Monitoring Large-Scale Location-Based Information Systems

Khan, H., Gascon-Samson, J., Kienzle, J., Kemme, B. (2015) Monitoring Large-Scale Location-Based Information Systems, IPDPS 2015, Hyderabad, India
> Acceptance ratio: 22% [Preprint]

Abstract: Monitoring the state of a distributed virtual world is challenging for several reasons: 1) the distributed information must be gathered in real-time without affecting the performance of the information system, 2) in large-scale systems it is impossible for a single node to collect and process all the data, 3) the vast information must be filtered and aggregated according to what the human observer wants to focus on, and 4) the point of interest of the observer can change frequently. In this paper we present and evaluate a non-intrusive monitoring middleware that addresses these challenges by dynamically partitioning the geographic map (e.g., of the virtual world or the game) in terms of map objects and (expected) state changes. We assign a different collector node to each of these partitions to collect and pre-process the data, and forward it to a central monitoring node. Furthermore, we provide mechanisms to efficiently filter and aggregate location changes, the pre-dominant changes in location-based information systems. We describe a specific monitoring setup that takes advantage of the replication model that is common in many virtual worlds and multiplayer games to collect the data. Finally, we present extensive performance results that show the trade-offs between scalability, precision, and real-time performance.
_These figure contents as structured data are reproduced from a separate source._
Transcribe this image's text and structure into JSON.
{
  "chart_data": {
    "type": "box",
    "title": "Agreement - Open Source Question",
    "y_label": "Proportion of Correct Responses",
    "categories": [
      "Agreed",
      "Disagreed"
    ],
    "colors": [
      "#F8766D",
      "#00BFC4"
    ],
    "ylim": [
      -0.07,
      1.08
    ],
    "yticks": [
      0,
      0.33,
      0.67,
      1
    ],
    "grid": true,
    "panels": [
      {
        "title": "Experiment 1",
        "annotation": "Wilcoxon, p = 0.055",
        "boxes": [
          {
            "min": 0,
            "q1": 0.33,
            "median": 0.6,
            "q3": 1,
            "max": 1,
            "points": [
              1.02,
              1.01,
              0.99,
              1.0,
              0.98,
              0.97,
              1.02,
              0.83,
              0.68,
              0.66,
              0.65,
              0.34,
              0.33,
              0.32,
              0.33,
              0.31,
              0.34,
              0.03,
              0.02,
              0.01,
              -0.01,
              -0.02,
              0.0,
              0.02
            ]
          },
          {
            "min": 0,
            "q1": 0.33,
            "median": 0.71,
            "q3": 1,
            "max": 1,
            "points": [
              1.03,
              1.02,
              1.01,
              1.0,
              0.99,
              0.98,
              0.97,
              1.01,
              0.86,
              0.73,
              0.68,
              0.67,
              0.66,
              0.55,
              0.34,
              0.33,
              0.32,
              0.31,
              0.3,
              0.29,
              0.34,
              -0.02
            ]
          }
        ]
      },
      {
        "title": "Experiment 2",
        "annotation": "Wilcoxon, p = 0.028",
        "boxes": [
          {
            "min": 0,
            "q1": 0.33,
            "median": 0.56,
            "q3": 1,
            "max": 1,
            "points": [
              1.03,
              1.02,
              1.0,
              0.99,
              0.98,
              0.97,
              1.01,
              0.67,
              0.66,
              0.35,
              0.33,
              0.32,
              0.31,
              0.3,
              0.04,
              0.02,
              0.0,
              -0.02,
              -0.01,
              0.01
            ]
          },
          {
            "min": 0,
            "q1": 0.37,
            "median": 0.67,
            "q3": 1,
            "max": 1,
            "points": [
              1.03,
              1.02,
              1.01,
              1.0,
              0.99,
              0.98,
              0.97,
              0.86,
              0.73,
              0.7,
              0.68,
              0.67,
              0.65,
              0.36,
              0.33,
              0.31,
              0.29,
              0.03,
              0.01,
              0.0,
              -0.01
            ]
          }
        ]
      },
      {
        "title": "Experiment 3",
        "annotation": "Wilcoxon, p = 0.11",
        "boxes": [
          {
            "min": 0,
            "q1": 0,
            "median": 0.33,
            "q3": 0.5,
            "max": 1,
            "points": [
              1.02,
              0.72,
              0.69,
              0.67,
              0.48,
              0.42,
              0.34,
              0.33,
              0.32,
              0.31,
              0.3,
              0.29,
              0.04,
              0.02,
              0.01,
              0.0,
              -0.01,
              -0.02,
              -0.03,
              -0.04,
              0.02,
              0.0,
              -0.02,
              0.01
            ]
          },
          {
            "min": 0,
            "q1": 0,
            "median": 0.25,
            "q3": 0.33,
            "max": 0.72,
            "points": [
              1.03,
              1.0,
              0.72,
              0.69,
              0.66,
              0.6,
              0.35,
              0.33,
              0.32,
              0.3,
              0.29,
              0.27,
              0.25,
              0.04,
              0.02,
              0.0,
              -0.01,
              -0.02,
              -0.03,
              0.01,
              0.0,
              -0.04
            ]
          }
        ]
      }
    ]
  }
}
Watchmen: Scalable Cheat-Resistant Support for Distributed Multi-player Online Games

Yahyavi, A., Huguenin, K., Gascon-Samson, J., Kienzle, J., Kemme, B. (2013) Watchmen: Scalable Cheat-Resistant Support for Distributed Multi-player Online Games, ICDCS 2013, Philadelphia, USA
> Acceptance ratio: 13%  [Preprint]

Abstract: Multi-player online games are inherently distributed applications, and a wide range of distributed architectures have been proposed. However, only few successful commercial systems follow such approaches, even given their benefits, due to one main hurdle: the easiness with which cheaters can disrupt the game state computation and dissemination, perform illegal actions, or unduly gain access to sensitive information. The challenge is that any measures used to address cheating must meet the heavy scalability and tight latency requirements of fast paced games. We propose Watchmen, the first distributed scalable protocol designed with cheat detection and prevention in mind that supports fast paced games. It is based on a randomized dynamic proxy scheme for both the dissemination and verification of actions. Furthermore, Watchmen reduces the information exposed to players close to the minimum required to render the game. We build our proof-of-concept prototype on top of Quake III. We show that Watchmen, while scaling to hundreds of players and meeting the tight latency requirements of first person shooter games, is able to significantly reduce opportunities to cheat, even in the presence of collusion.